Write down the numbers 1,2,3,4,... in a row Srike out every third
so
we are left with 1,2,4,5,7,8,10... now write their cumulative sums
of what remains. We are given
1,3,7,12,19,27,37... Now strike out every second
term then add the sums. So we are left with 8,27,64,125,216,...
The pattern is 2^3,3^3,4^3,5^3,...

How can I explain how this happens? I believe I have to write a formula for each step that I do. I do not know if this is right or how I could get the formula. Any help would be very nice. Thank you for your time.

2. If your previous post has not been answered it is either because no
one knows how to answer it.
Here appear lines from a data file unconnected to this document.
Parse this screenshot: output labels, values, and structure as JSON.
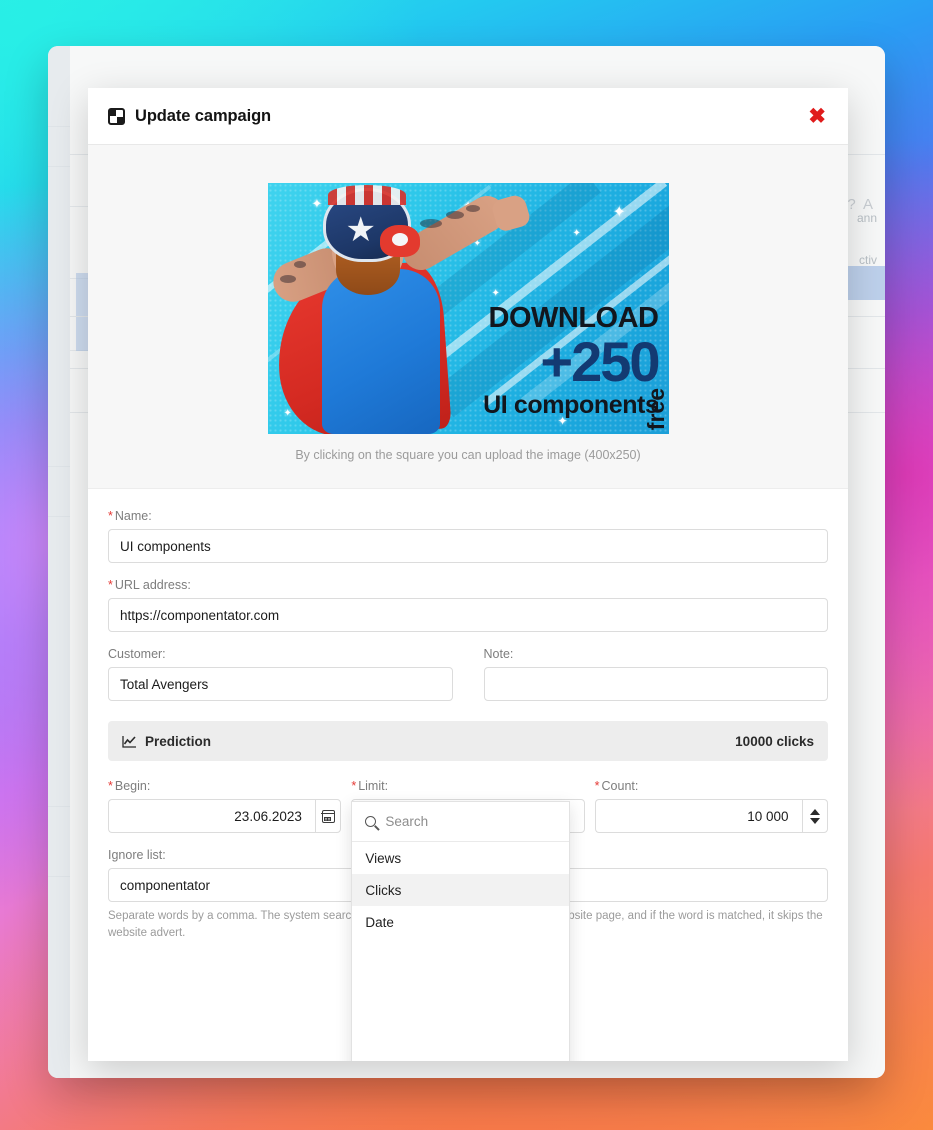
{
  "background_app": {
    "topbar_fragment": "? A",
    "row_fragments": [
      "ann",
      "ctiv"
    ]
  },
  "modal": {
    "title": "Update campaign",
    "title_icon": "checkerboard-square-icon",
    "close_icon": "close-icon",
    "upload": {
      "caption": "By clicking on the square you can upload the image (400x250)",
      "banner": {
        "line1": "DOWNLOAD",
        "line2": "+250",
        "line3": "UI components",
        "badge": "free"
      }
    },
    "fields": {
      "name": {
        "label": "Name:",
        "required": true,
        "value": "UI components"
      },
      "url": {
        "label": "URL address:",
        "required": true,
        "value": "https://componentator.com"
      },
      "customer": {
        "label": "Customer:",
        "required": false,
        "value": "Total Avengers"
      },
      "note": {
        "label": "Note:",
        "required": false,
        "value": "",
        "placeholder": ""
      },
      "begin": {
        "label": "Begin:",
        "required": true,
        "value": "23.06.2023",
        "icon": "calendar-icon"
      },
      "limit": {
        "label": "Limit:",
        "required": true,
        "value": ""
      },
      "count": {
        "label": "Count:",
        "required": true,
        "value": "10 000",
        "icon": "spinner-arrows-icon"
      },
      "ignore_list": {
        "label": "Ignore list:",
        "required": false,
        "value": "componentator"
      }
    },
    "prediction": {
      "icon": "chart-line-icon",
      "title": "Prediction",
      "value": "10000 clicks"
    },
    "hint": "Separate words by a comma. The system searches the word in the URL address of the website page, and if the word is matched, it skips the website advert.",
    "dropdown": {
      "search_placeholder": "Search",
      "search_value": "",
      "search_icon": "search-icon",
      "options": [
        {
          "label": "Views",
          "active": false
        },
        {
          "label": "Clicks",
          "active": true
        },
        {
          "label": "Date",
          "active": false
        }
      ]
    }
  },
  "colors": {
    "required_marker": "#e53935",
    "close": "#e01b1b",
    "prediction_bg": "#ededed",
    "banner_accent": "#133a72"
  }
}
Posting it again does not help, perhaps
if you posted some of your thoughts in the original thread you would
get more help.

RonL

3. Originally Posted by schinb64
Write down the numbers 1,2,3,4,... in a row Srike out every third
so
we are left with 1,2,4,5,7,8,10... now write their cumulative sums
of what remains. We are given
1,3,7,12,19,27,37... Now strike out every second
term then add the sums. So we are left with 8,27,64,125,216,...
The pattern is 2^3,3^3,4^3,5^3,...

How can I explain how this happens? I believe I have to write a formula for each step that I do. I do not know if this is right or how I could get the formula. Any help would be very nice. Thank you for your time.
It seems like a long problem.

But it does help if you have a formula.

Let {b_n} be the sequence the represents after striking out every third one. Then, b_n=n+[(n-1)/2].
Where [ ] means "greatest integer function".

Okay, the next step is to find the sum of all terms before.

Thus,

SUM(k=1,n) b_k = SUM(k=1,n) k+[(k-1)/2]

To find this use the fact that,

SUM(k=1,n) k = n(n+1)/2

And

SUM(k=1,n) [k/2] = n^2 if n is even, otherwise n^2+n.